Per the 1Q 10Q product won't be shipped until 4th quarter 2013:

We were incorporated in the State of Delaware on May 12, 2008, and primarily engage in the sale of generic pharmaceutical drugs through our main customer, McKesson Corporation (“McKesson”), to various end users, including physicians’ offices, retail pharmacies, long-term care sites, hospitals and home care agencies, located throughout the United States. We use a single vendor, Marlex Pharmaceuticals, Inc. (“Marlex” or “Contract Packager”), for our packaging, distribution, warehouse and customer service needs. The Company has developed a branded OTC product that is currently expected to be shipped to retail drug stores in the fourth quarter of 2013.

SCRC also needs to raise $5.2M to purchase Marlex:

On September 11, 2012, the Company entered into a letter of intent with Marlex Pharmaceuticals, Inc. and its principals to acquire all of the outstanding shares of Marlex in a reverse triangular merger. The purchase price for Marlex is approximately $10.9 million, consisting of $4.5 million is cash, $743,500 for the Contract Packager loan which will be converted into a capital contribution and $5 million, which will be paid by the issuance of restricted shares of the Company’s common stock.
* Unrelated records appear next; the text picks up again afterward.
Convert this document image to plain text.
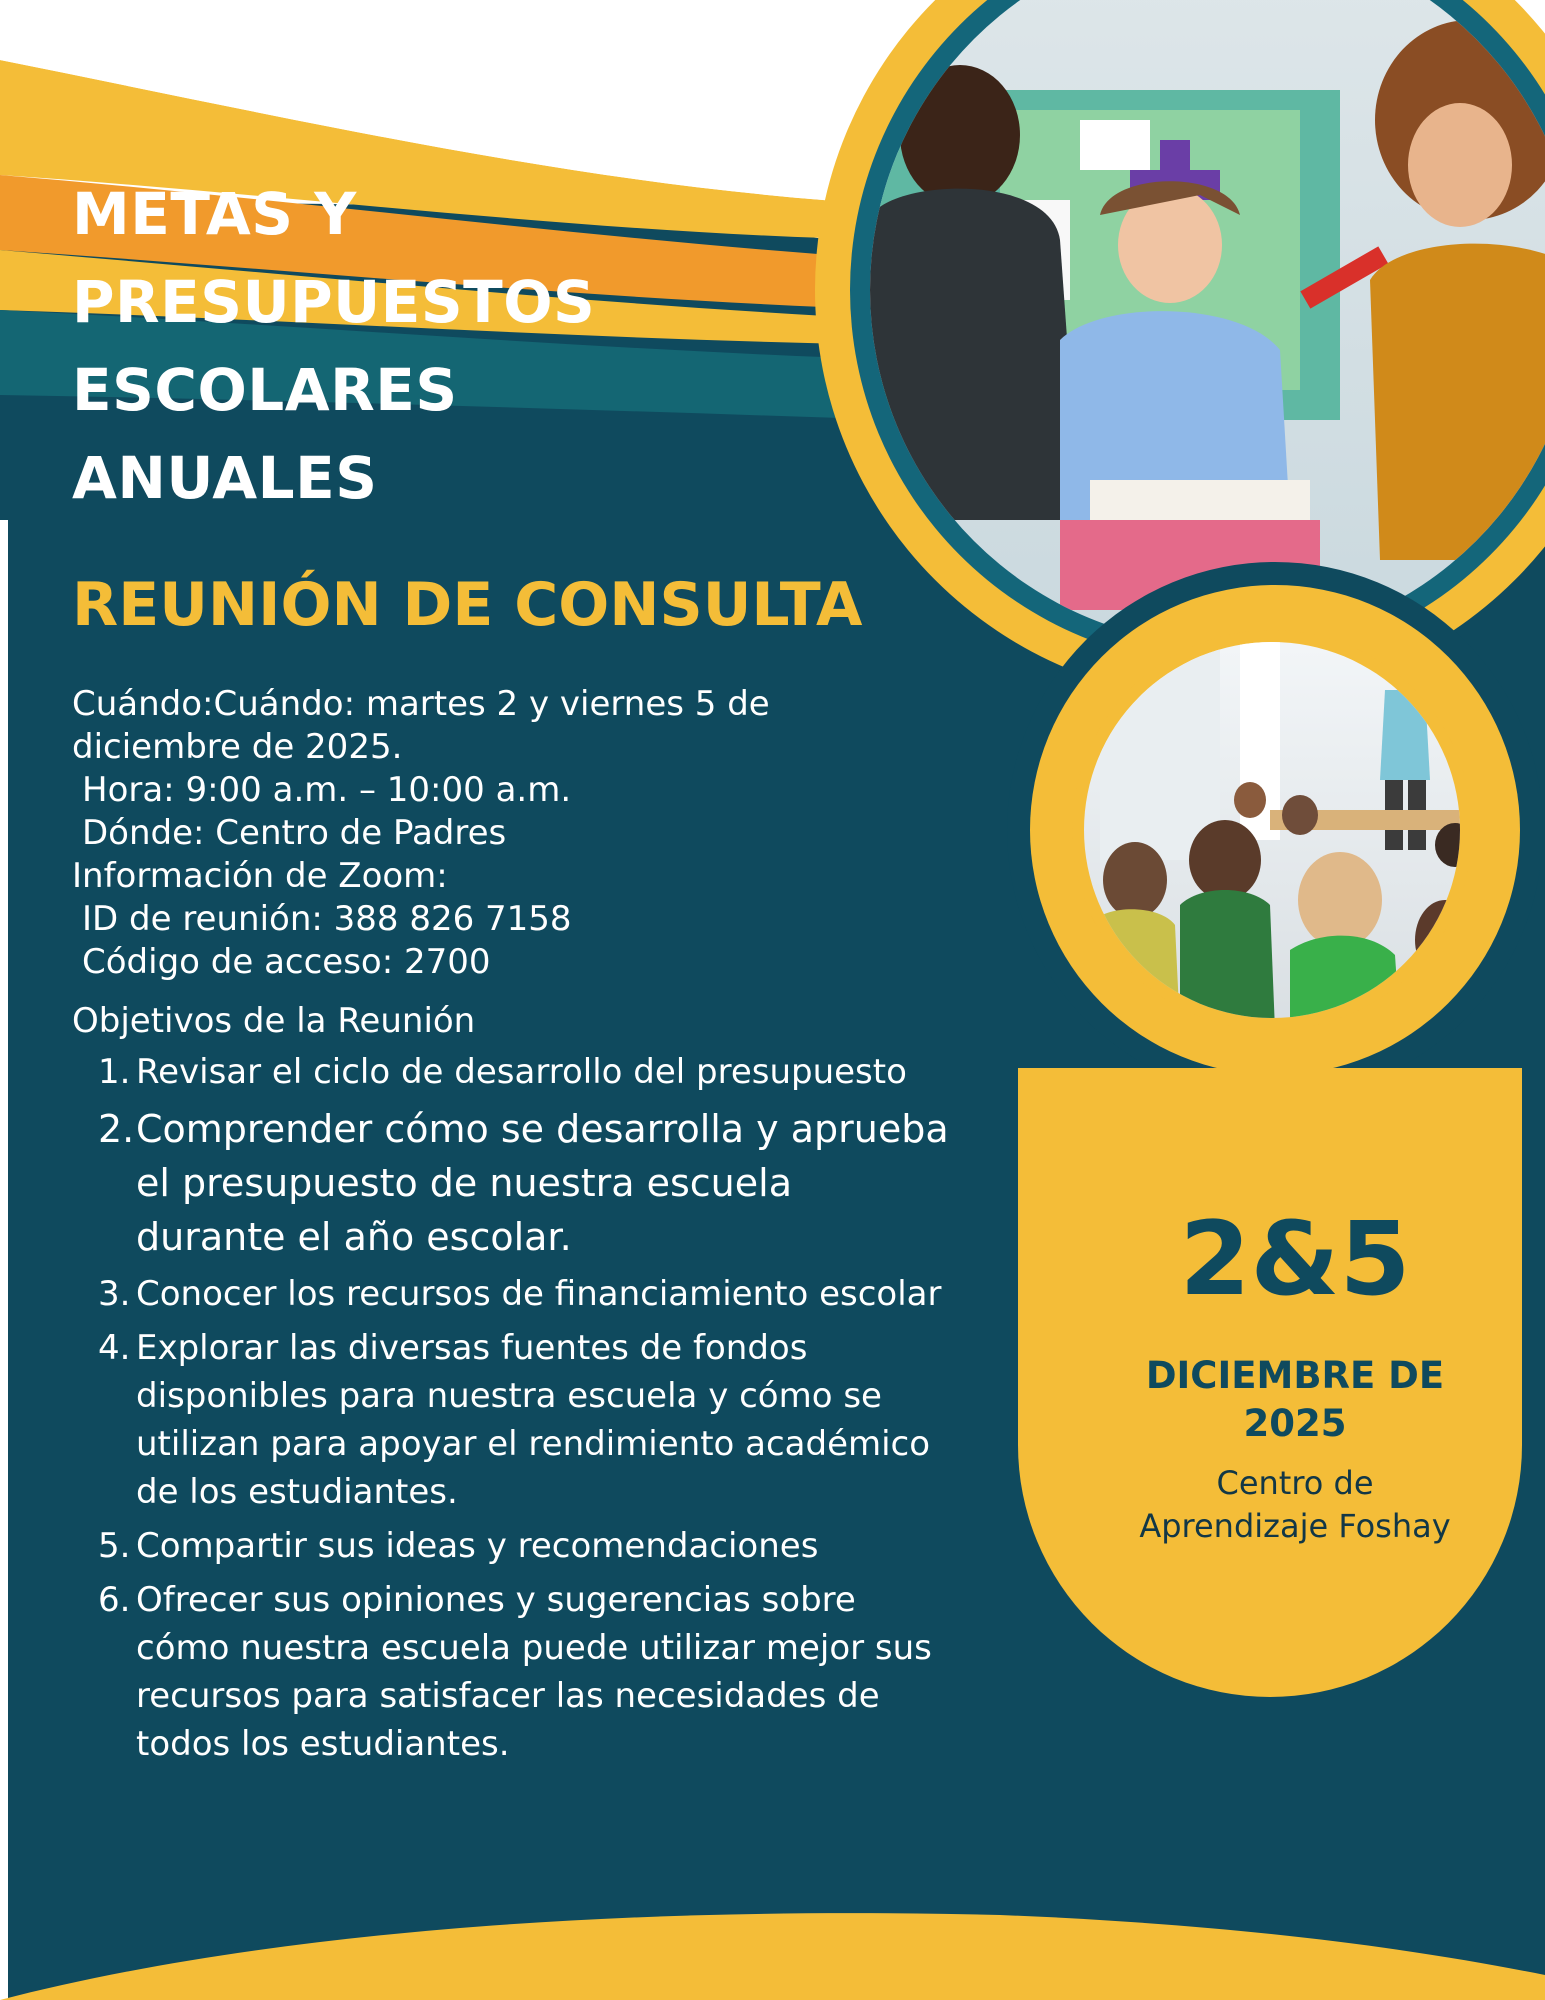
METAS Y
PRESUPUESTOS
ESCOLARES
ANUALES
REUNIÓN DE CONSULTA
Cuándo:Cuándo: martes 2 y viernes 5 de
diciembre de 2025.
Hora: 9:00 a.m. – 10:00 a.m.
Dónde: Centro de Padres
Información de Zoom:
ID de reunión: 388 826 7158
Código de acceso: 2700
Objetivos de la Reunión
1. Revisar el ciclo de desarrollo del presupuesto
2. Comprender cómo se desarrolla y aprueba el presupuesto de nuestra escuela durante el año escolar.
3. Conocer los recursos de financiamiento escolar
4. Explorar las diversas fuentes de fondos disponibles para nuestra escuela y cómo se utilizan para apoyar el rendimiento académico de los estudiantes.
5. Compartir sus ideas y recomendaciones
6. Ofrecer sus opiniones y sugerencias sobre cómo nuestra escuela puede utilizar mejor sus recursos para satisfacer las necesidades de todos los estudiantes.
2&5
DICIEMBRE DE
2025
Centro de
Aprendizaje Foshay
The number of shares of the Company’s common stock to be issued to the shareholders of Marlex will be based on the purchase price divided by the lesser of (i) $0.338, which is the average closing price of the registrant’s common stock on the OTC Bulletin Board for the five day period ended September 11, 2012 and (ii) the average closing price of the Company’s common stock on the OTC Bulletin Board for the five day period ending on the date of the closing of the merger (but in no event less than $0.1744 per share). The Company’s board of directors approved the acquisition of Marlex under the letter of intent based upon an appraisal from Corporate Valuation Advisors, Inc., which valued Marlex’s business at $12.5 million. However, due to the unavailability of audited financial statements from Marlex at the closing deadline of February 28, 2013, the closing of the transaction has been postponed on a day-to-day basis until Marlex’s audit financial statements are delivered. The Company is uncertain when, or if, the acquisition of Marlex will close. For additional details about the Company’s acquisition of Marlex, see page 8 of this annual report.